Each no we've heard, I've allowed myself an entire day to grieve. I let go of the to do lists and just allow myself the space to feel that sadness and the loss of "what if". This time I felt it even more. And my wise friend asked me "what are you hearing about yourself when you hear no?"  I realized I was hearing that I don't deserve the gift of adoption, of another brave mama choosing me to be the parent of her baby. That it was something I'd have to earn from God and He must not have enough gold stars on my chart yet. I must need to find something that He is waiting for me to do or grasp or give. And in that moment, I got it. 

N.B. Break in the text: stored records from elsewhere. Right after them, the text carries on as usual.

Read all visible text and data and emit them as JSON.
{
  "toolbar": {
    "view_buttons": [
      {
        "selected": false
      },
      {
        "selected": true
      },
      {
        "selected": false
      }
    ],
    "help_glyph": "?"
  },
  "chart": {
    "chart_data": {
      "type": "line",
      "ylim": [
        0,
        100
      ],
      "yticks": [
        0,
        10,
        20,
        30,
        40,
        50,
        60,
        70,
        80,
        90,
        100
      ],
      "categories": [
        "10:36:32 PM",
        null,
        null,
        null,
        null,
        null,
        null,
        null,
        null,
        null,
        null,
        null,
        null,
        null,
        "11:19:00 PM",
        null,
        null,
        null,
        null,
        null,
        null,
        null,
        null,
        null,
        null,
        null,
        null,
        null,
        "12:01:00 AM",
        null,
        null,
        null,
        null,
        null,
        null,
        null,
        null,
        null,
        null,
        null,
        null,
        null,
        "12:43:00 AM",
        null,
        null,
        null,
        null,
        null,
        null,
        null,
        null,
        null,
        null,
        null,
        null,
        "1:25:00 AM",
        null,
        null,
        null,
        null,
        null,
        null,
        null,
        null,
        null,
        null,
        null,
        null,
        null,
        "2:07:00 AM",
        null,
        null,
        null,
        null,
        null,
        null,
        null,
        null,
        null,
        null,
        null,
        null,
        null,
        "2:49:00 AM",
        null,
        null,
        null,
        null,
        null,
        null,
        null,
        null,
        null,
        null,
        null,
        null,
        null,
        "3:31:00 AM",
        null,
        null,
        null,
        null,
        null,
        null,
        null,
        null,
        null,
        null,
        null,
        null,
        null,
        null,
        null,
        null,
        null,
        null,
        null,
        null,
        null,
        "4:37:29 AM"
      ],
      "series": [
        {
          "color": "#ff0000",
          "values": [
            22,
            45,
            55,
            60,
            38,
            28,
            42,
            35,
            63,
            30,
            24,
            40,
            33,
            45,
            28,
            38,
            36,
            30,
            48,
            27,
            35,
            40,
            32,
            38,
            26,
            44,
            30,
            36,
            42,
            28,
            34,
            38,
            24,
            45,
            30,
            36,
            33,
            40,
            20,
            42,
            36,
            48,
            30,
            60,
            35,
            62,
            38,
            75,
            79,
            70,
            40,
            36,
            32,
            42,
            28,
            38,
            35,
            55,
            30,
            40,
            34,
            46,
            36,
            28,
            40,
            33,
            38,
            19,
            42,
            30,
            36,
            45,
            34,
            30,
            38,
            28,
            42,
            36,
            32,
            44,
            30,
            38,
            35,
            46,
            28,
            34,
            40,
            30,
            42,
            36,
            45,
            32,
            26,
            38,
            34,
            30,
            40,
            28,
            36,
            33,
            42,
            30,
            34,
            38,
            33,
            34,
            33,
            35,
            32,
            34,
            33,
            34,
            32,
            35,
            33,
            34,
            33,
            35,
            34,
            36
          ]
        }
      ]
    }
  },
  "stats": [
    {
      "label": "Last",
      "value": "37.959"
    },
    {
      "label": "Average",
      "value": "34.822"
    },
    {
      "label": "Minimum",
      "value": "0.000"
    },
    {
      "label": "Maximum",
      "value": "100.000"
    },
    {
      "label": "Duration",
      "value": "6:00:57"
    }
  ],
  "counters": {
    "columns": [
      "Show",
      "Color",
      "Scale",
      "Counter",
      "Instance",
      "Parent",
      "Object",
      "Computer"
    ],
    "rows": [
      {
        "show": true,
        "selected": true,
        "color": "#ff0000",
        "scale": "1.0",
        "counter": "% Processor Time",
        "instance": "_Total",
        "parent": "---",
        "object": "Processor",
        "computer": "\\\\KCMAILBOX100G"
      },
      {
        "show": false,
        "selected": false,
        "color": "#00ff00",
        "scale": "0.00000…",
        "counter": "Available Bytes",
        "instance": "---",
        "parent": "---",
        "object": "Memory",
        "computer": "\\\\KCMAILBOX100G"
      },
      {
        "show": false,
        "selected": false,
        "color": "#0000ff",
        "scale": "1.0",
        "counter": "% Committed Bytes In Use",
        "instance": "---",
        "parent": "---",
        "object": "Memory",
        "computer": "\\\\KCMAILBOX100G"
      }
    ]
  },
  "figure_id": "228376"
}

That is not who our God is. He isn't a God of achievements or check marks on a list. That is the entire point of the Gospel, of Christ coming down and dying for you and for me, so that we can have complete FREEDOM to live our lives with Him, instead FOR Him. To sit on the beach and watch the ebb and the flow of the waves, not be tossed by them and gasping for breath, because Christ has rescued us out of that turmoil. To breathe in His grace and stick our toes in the sand and realize: He is good in the whole journey. Not only once you can see how the story ends. Not when the baby is in your arms and you realize how intricately he designed your story all along. But in the waiting, in the no's, the but why's, and not yets. He is good now.

Yesterday, I woke up on the wrong side of the bed (waking up with my 4 year old's feet in my back didn't help), was a little snippy and had a short fuse with the boys. My mom and sister came to pick me up to go cave-ing and hiking. For the record, I'm not a caver.  :) Before we left, I went upstairs, kneeled down and asked the Lord to allow me to walk in His freedom through this wait. To find joy in the whole journey and to remember that He has already written our story, we only need to trust Him as we walk it out. So we went through a cave, went for a hike, watched beautiful water falls, and on the way back to the car I realized I hadn't thought about adoption the ENTIRE TIME! Such victory, considering every single moment after we know a mama has our book my stomach is either in a knot or I am praying for her as she makes the decision. 



Our God is so sweet and He has already written your story too. Will you walk with me in the freedom we've already received from Christ? Even when you don't know the ending of the story?